- Des chercheurs ont découvert que la perte de mémoire liée à l’âge dépendait de modifications structurelles touchant l’ensemble du cerveau.
- Ce n’est donc pas une seule région du cerveau ou un gène en particulier qui en est à l’origine.
- L’analyse de plus de 10.000 IRM et 13.000 tests de mémoire ont permis aux chercheurs d’observer que plus l’atrophie cérébrale était importante, plus la perte de mémoire s'accélérait.
À quoi est due la perte de mémoire ? En dehors des maladies, la réponse la plus courante est celle du vieillissement. Mais une équipe internationale de chercheurs a voulu aller plus loin. Dans une nouvelle étude, publiée dans la revue Nature Communications, ils se sont penchés sur les mécanismes du vieillissement cérébral pour tenter de mieux comprendre les changements structurels du cerveau.
Plusieurs régions du cerveau impliquées dans la perte de mémoire
Pour cela, ils ont analysé les données de 13 études déjà menées. Ils ont ainsi obtenu plus de 10.000 IRM cérébrales et 13.000 tests de mémoire réalisées chez près de 3 700 adultes en bonne santé. "En intégrant les données de dizaines de cohortes de recherche, nous disposons désormais de l'image la plus détaillée à ce jour, de la façon dont les changements structurels du cerveau se produisent avec l'âge et de leur lien avec la mémoire”, assure Alvaro Pascual-Leone, l’un des chercheurs, dans un communiqué.
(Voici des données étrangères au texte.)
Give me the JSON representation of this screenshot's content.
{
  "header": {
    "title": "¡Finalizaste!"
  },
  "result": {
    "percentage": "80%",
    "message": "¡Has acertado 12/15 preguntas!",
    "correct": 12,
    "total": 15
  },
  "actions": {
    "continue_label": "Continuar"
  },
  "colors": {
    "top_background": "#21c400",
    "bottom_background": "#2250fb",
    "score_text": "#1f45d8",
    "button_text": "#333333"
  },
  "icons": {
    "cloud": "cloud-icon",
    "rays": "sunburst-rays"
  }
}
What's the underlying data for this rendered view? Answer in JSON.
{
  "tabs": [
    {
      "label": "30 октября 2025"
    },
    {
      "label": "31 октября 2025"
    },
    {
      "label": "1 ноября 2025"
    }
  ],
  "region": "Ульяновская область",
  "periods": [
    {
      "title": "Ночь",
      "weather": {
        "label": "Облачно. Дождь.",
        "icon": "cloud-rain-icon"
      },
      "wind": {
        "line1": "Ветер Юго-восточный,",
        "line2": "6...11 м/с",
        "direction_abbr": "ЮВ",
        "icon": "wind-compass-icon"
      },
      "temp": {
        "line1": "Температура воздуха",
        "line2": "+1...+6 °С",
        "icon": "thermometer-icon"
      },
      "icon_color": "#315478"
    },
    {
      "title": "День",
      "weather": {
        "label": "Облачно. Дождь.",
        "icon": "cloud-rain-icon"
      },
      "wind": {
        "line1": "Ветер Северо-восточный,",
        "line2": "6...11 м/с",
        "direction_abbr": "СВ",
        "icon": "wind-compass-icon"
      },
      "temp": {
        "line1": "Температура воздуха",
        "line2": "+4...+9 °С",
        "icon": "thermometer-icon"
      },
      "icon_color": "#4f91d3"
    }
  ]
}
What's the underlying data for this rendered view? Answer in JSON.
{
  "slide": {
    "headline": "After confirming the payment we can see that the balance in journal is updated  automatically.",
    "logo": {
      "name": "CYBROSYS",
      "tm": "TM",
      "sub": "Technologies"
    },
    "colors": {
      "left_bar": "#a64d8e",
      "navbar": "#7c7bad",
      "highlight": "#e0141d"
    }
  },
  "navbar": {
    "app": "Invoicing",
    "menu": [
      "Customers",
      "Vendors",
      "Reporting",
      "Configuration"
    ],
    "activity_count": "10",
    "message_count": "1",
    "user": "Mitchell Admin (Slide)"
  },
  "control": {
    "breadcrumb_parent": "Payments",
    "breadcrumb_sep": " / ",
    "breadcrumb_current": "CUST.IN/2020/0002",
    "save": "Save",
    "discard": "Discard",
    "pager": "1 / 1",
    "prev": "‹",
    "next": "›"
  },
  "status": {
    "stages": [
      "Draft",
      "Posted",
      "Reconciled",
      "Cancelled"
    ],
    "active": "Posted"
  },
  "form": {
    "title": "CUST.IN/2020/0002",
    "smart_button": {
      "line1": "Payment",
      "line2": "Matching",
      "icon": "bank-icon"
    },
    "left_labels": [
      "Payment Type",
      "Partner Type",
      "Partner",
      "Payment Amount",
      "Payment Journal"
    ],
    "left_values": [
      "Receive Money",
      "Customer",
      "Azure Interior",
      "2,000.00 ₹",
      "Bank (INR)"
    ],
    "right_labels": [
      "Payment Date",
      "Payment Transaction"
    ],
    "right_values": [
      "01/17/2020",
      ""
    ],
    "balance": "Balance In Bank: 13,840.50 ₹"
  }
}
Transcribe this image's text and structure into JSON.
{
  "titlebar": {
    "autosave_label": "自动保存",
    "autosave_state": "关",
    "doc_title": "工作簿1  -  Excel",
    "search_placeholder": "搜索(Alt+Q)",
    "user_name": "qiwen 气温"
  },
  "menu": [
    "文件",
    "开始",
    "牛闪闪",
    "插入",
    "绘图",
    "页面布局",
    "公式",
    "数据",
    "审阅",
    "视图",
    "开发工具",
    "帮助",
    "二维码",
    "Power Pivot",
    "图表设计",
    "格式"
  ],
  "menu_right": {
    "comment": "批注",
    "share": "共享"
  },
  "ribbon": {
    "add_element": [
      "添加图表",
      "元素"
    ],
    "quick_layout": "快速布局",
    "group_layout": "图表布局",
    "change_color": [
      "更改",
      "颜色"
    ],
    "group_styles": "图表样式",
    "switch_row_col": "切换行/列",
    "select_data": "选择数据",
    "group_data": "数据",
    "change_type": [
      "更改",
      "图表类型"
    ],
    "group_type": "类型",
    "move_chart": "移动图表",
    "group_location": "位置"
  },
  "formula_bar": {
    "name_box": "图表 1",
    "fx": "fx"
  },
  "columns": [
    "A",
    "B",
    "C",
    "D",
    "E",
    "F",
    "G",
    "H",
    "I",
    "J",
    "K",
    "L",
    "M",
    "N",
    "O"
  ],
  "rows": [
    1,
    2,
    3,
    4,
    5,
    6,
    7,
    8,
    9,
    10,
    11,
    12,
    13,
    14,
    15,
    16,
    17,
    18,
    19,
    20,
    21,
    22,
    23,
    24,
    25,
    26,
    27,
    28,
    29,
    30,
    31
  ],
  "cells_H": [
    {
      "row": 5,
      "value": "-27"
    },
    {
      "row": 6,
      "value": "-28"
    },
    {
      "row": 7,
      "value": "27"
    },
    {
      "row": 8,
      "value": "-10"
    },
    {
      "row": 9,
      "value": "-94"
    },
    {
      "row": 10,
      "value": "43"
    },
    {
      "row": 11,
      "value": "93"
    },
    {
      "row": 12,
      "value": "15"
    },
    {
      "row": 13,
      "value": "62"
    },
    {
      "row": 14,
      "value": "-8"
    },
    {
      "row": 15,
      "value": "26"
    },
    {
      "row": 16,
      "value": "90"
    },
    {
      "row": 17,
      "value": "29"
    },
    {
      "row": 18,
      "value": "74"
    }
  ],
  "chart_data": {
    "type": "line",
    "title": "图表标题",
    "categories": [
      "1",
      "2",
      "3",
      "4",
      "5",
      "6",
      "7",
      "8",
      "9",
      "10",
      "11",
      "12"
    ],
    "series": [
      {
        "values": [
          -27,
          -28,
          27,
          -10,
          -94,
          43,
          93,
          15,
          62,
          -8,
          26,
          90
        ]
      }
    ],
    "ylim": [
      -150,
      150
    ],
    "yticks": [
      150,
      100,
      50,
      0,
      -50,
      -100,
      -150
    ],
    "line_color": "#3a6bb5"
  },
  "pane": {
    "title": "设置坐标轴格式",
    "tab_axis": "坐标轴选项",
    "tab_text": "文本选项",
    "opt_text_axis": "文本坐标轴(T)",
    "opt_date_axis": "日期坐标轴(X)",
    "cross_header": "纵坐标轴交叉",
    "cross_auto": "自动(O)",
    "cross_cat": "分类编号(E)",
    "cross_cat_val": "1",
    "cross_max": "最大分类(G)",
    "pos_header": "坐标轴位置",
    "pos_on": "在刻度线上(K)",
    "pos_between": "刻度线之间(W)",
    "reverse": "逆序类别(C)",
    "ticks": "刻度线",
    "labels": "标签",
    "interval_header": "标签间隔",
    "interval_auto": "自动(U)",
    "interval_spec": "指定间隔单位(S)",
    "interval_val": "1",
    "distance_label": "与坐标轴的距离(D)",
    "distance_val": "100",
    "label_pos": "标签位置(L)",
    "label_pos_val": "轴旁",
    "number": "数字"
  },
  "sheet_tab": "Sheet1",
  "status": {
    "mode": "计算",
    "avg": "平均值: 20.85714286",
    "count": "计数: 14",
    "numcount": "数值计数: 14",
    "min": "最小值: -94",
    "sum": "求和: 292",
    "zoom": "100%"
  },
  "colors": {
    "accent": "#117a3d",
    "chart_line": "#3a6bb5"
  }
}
Parmi les facteurs de risque pouvant expliquer la perte de mémoire, la génétique tient une place importante. Mais les scientifiques relativisent son rôle. Selon eux, elle ne peut pas, à elle seule, expliquer le développement de troubles cognitifs. Autre enseignement : l’hippocampe, connu comme étant la région cérébrale clé de la mémoire selon l'Institut national de la santé et de la recherche médicale (Inserm), n’est pas l’unique zone touchée. Lors de leurs travaux, les scientifiques ont en effet observé que plusieurs autres régions ou sous-régions cérébrales contribuaient au déclin cognitif. Il n’y a donc pas un changement structurel cérébral isolé mais une vulnérabilité généralisée qui touche les personnes âgées concernées par la perte de mémoire. D’après les scientifiques, la progression de la perte de mémoire est graduelle, en fonction des régions touchées.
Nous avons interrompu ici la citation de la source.